Ik heb ergens een foto van mijn vader, waarop hij staat als een jongen van een jaar of tien. Hij staat keurig rechtop, dat moest als je op de foto ging. Hij staat er op in een pak, de fotograaf kwam immers. Het is een zwart-wit kiekje, maar als ik goed kijk, lijkt het pak van het toen gebruikelijke bruin. Het is recht-toe-recht-aan geknipt, de snit van mijn oma die zoiets zelf naaide (denk ik). Confectie, dat was maar voor dure mensen, stadse fratsen.
Aan dat pak zit een verhaal. Mijn vader was de oudste, in een gezin van vier kinderen. De broer onder hem, mijn oom Jan, kreeg altijd de kleren van mijn vader als die ze niet meer paste. Zijn broer kon ze dan af dragen. Ook dat ging toen zo. Maar Jan vond dat niet fijn, die wilde ook wel eens wat nieuws! Zo ontstond er een hele discussie, toen ze aan tafel zaten. Na het eten pakte mijn opa naar vaste gewoonte de grote gezinsbijbel uit de tafella. Het hevige gesprek over de kledingkwestie was nog volop gaande. Maar mijn opa, die smid was, haalde zijn duimstok uit de zak van zijn enorme lakense werkbroek, sloeg ermee op het tafelzeil en riep: “Stil! We gaan lezen!” Het gesprek verstomde onmiddellijk.
Met gedragen stem begon mijn opa aan het Bijbelgedeelte van die dag: Galaten 6, Statenvertaling toen nog. Vers 2 vermeldt: “Draagt elkanders lasten, en vervult alzoo de wet van Christus”. In het Grieks staat daar een woord dat hier terecht als last vertaald is.
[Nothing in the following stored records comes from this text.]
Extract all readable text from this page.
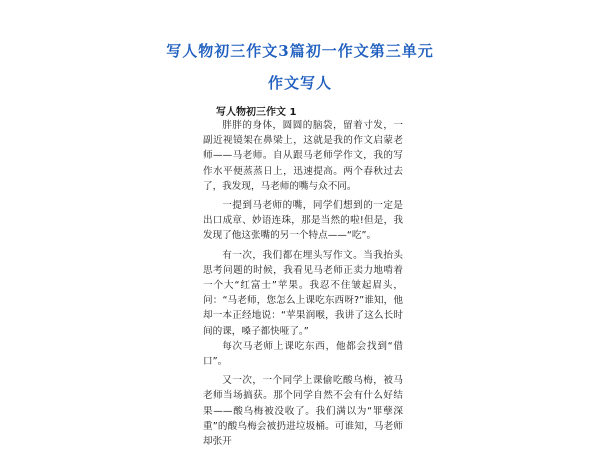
写人物初三作文3篇初一作文第三单元
作文写人
写人物初三作文 1

胖胖的身体，圆圆的脑袋，留着寸发，一副近视镜架在鼻梁上，这就是我的作文启蒙老师——马老师。自从跟马老师学作文，我的写作水平便蒸蒸日上，迅速提高。两个春秋过去了，我发现，马老师的嘴与众不同。

一提到马老师的嘴，同学们想到的一定是出口成章、妙语连珠，那是当然的啦!但是，我发现了他这张嘴的另一个特点——“吃”。

有一次，我们都在埋头写作文。当我抬头思考问题的时候，我看见马老师正卖力地啃着一个大“红富士”苹果。我忍不住皱起眉头，问：“马老师，您怎么上课吃东西呀?”谁知，他却一本正经地说：“苹果润喉，我讲了这么长时间的课，嗓子都快哑了。”

每次马老师上课吃东西，他都会找到“借口”。

又一次，一个同学上课偷吃酸乌梅，被马老师当场搞获。那个同学自然不会有什么好结果——酸乌梅被没收了。我们满以为“罪孽深重”的酸乌梅会被扔进垃圾桶。可谁知，马老师却张开
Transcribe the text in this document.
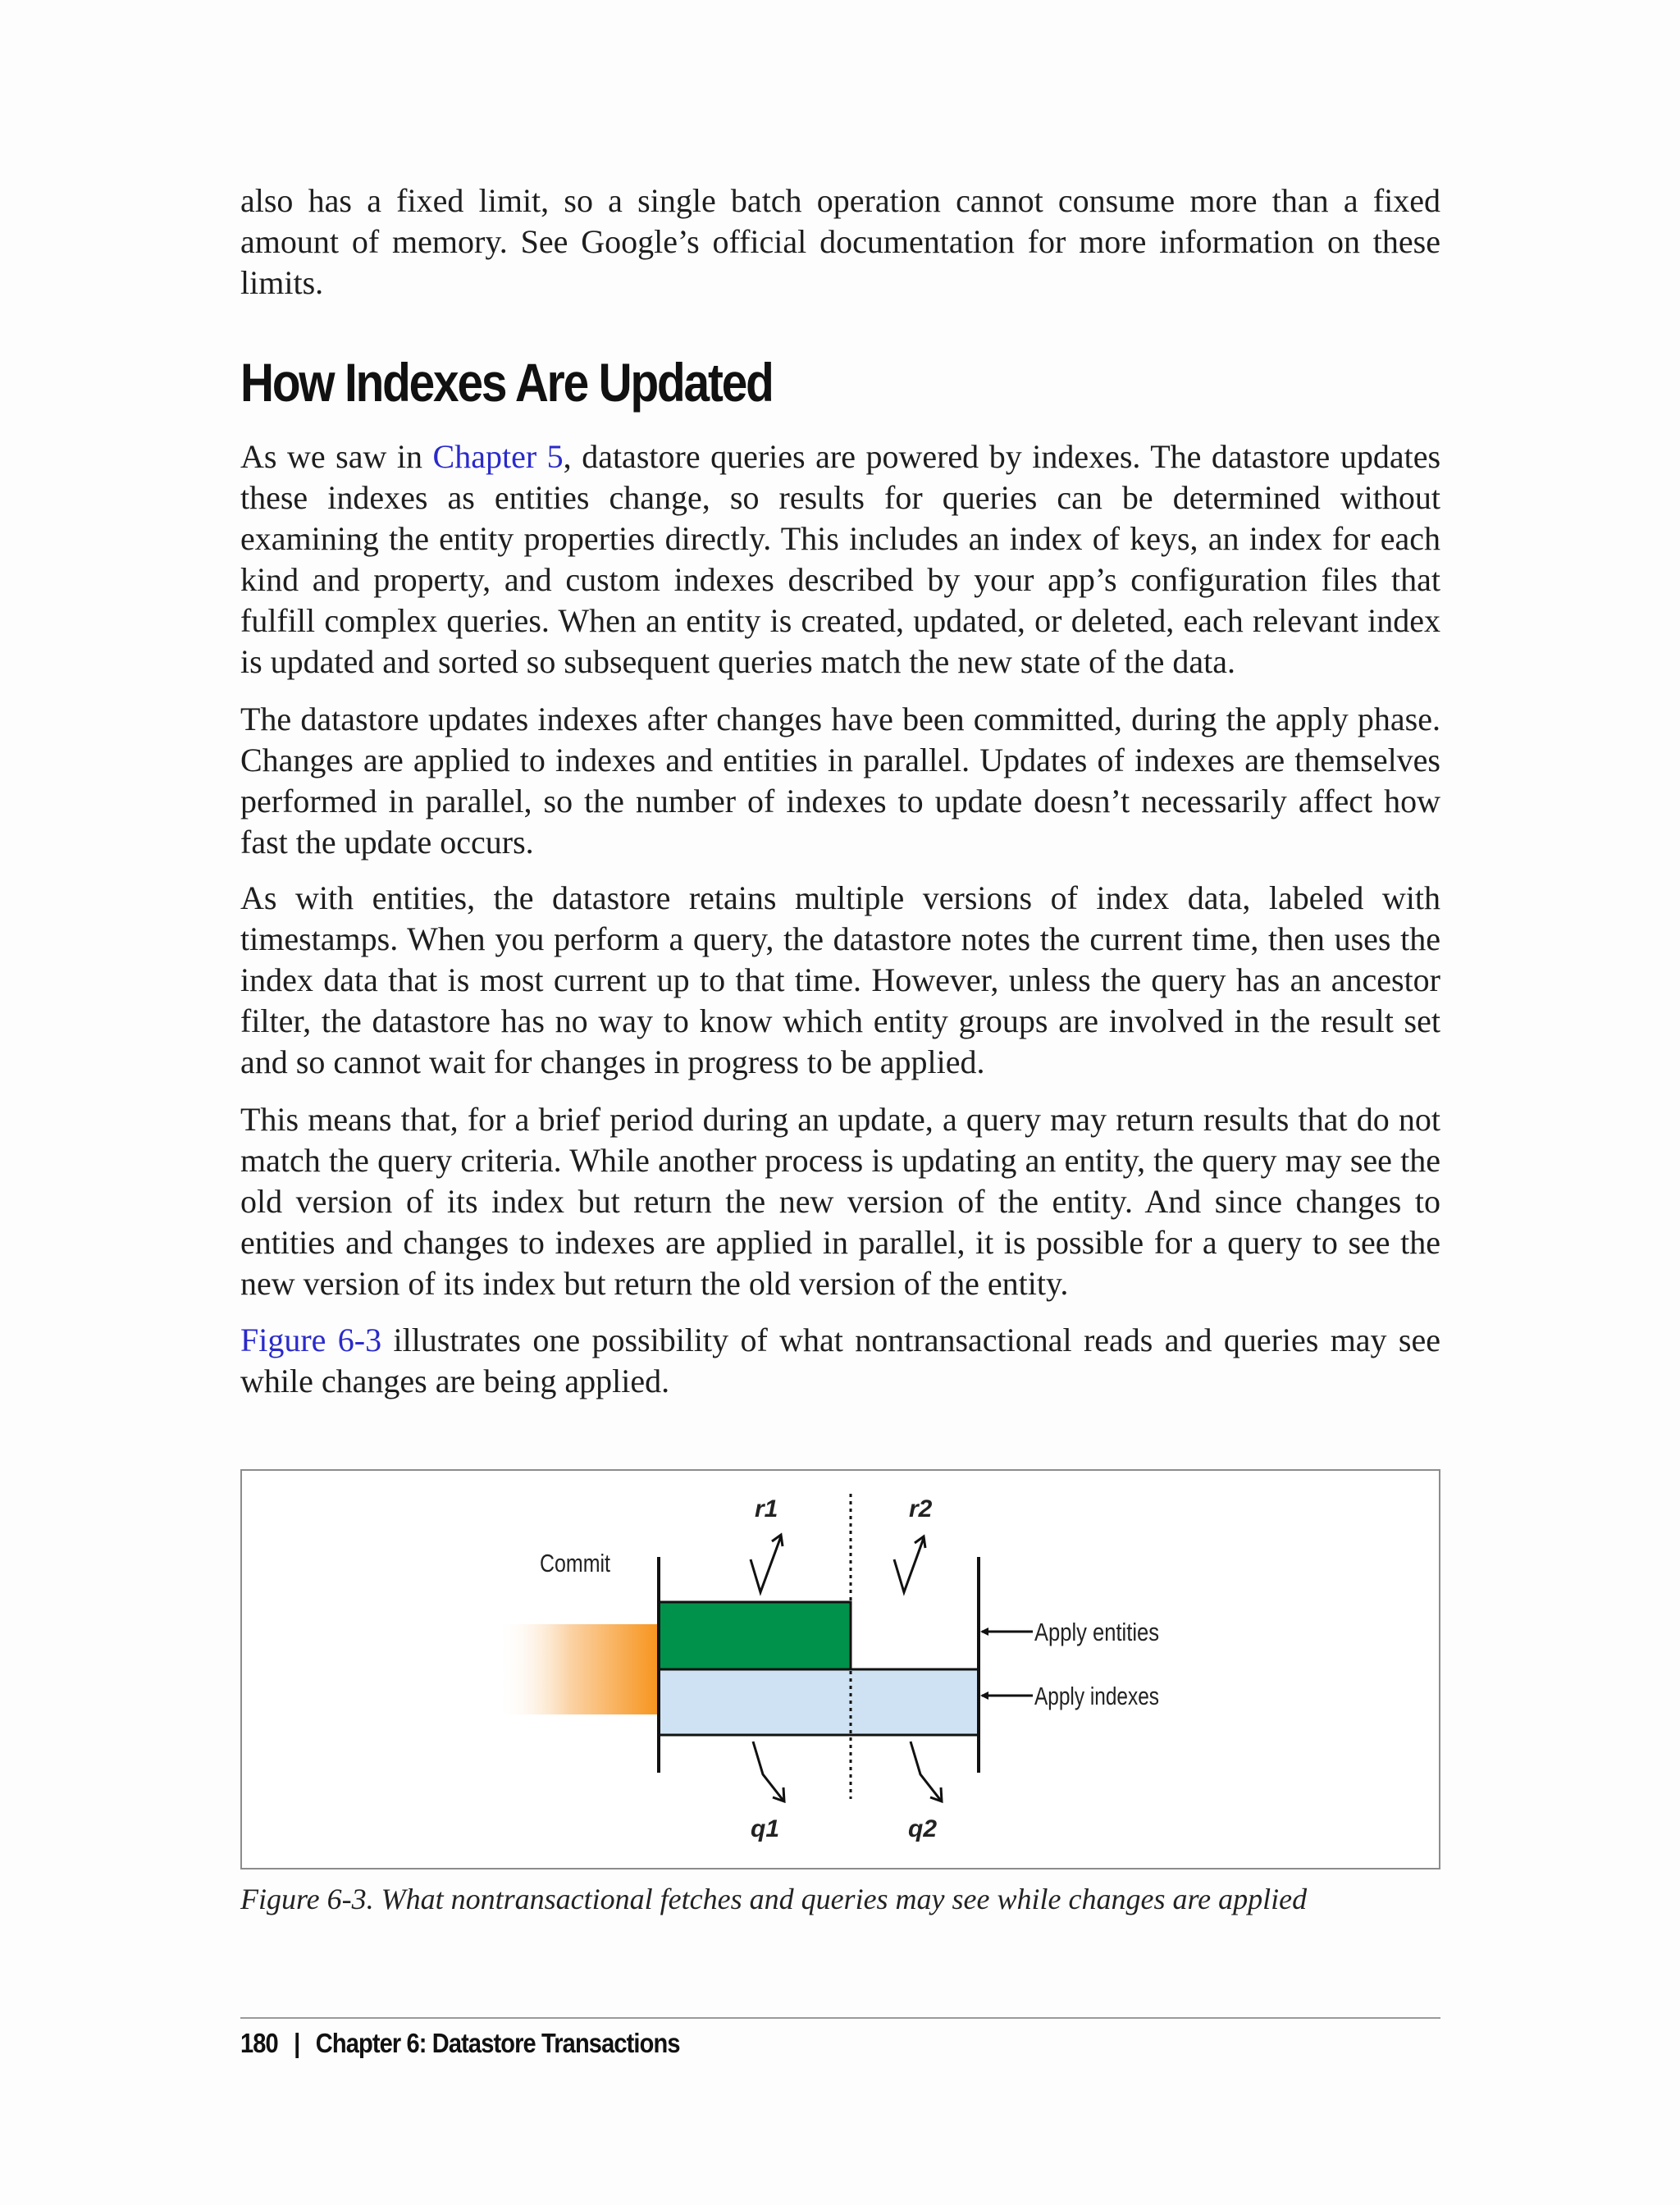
also has a fixed limit, so a single batch operation cannot consume more than a fixed amount of memory. See Google’s official documentation for more information on these limits.

How Indexes Are Updated

As we saw in Chapter 5, datastore queries are powered by indexes. The datastore updates these indexes as entities change, so results for queries can be determined without examining the entity properties directly. This includes an index of keys, an index for each kind and property, and custom indexes described by your app’s configuration files that fulfill complex queries. When an entity is created, updated, or deleted, each relevant index is updated and sorted so subsequent queries match the new state of the data.

The datastore updates indexes after changes have been committed, during the apply phase. Changes are applied to indexes and entities in parallel. Updates of indexes are themselves performed in parallel, so the number of indexes to update doesn’t necessarily affect how fast the update occurs.

As with entities, the datastore retains multiple versions of index data, labeled with timestamps. When you perform a query, the datastore notes the current time, then uses the index data that is most current up to that time. However, unless the query has an ancestor filter, the datastore has no way to know which entity groups are involved in the result set and so cannot wait for changes in progress to be applied.

This means that, for a brief period during an update, a query may return results that do not match the query criteria. While another process is updating an entity, the query may see the old version of its index but return the new version of the entity. And since changes to entities and changes to indexes are applied in parallel, it is possible for a query to see the new version of its index but return the old version of the entity.

Figure 6-3 illustrates one possibility of what nontransactional reads and queries may see while changes are being applied.

Commit
r1	r2
q1	q2
Apply entities
Apply indexes

Figure 6-3. What nontransactional fetches and queries may see while changes are applied

180 | Chapter 6: Datastore Transactions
De aansporing is: help elkaar de zware lasten te dragen, die een mens soms dragen moet in het leven, steun elkaar in moeilijke tijden.
Vervolgens neemt de tekst een wending, van het ‘elkaar’ springt Paulus over naar ‘een ieder persoonlijk’: “Maar een iegelijk beproeve zijn eigen werk; en alsdan zal hij aan zichzelven alleen roem hebben, en niet aan een ander.” Je moet elkaar helpen om zware lasten te dragen. Tegelijk is ieder voor zichzelf verantwoordelijk voor God. En dan volgen deze woorden: “Want een iegelijk zal zijn eigen pak dragen.”
Bij deze woorden aangekomen, riep mijn oom Jan die goed luisterde, midden tussen de Bijbellezing van mijn opa door: “Ho! Stop! Zie je wel! Iedereen z’n eígen pak! Zei ik het niet?! Het staat in de Bijbel!” Daar kon geen mens iets tegenin brengen. Mijn opa sloeg de Bijbel dicht, het was meteen genoeg voor die dag. Gods Woord had een hevige woordenwisseling beslecht…
Matthijs de Jong (vertaler en bijbelwetenschapper bij het Nederlands Bijbelgenootschap) schreef over dit Bijbelgedeelte een blog in de Nieuwsbrief van het NBG. Hij wijst er op, dat zowel in vers 2 als in vers 5 in het Grieks hetzelfde woord is gebruikt. In de NBV wordt dat zichtbaar gemaakt (resp. ‘lasten’, ‘last’). Het gaat daarbij om iets wat je draagt, iets zwaars of iets waarvoor je verantwoordelijk bent. Christenen helpen elkaar als iemand een zware last in het leven te dragen krijgt. En tegelijk is ieder persoonlijk verantwoordelijk tegenover God. “Iedere mens moet zijn eigen last dragen” is dan: een ander kan jouw verantwoordelijkheid niet overnemen, je zult jezelf te verantwoorden hebben voor je hemelse Vader.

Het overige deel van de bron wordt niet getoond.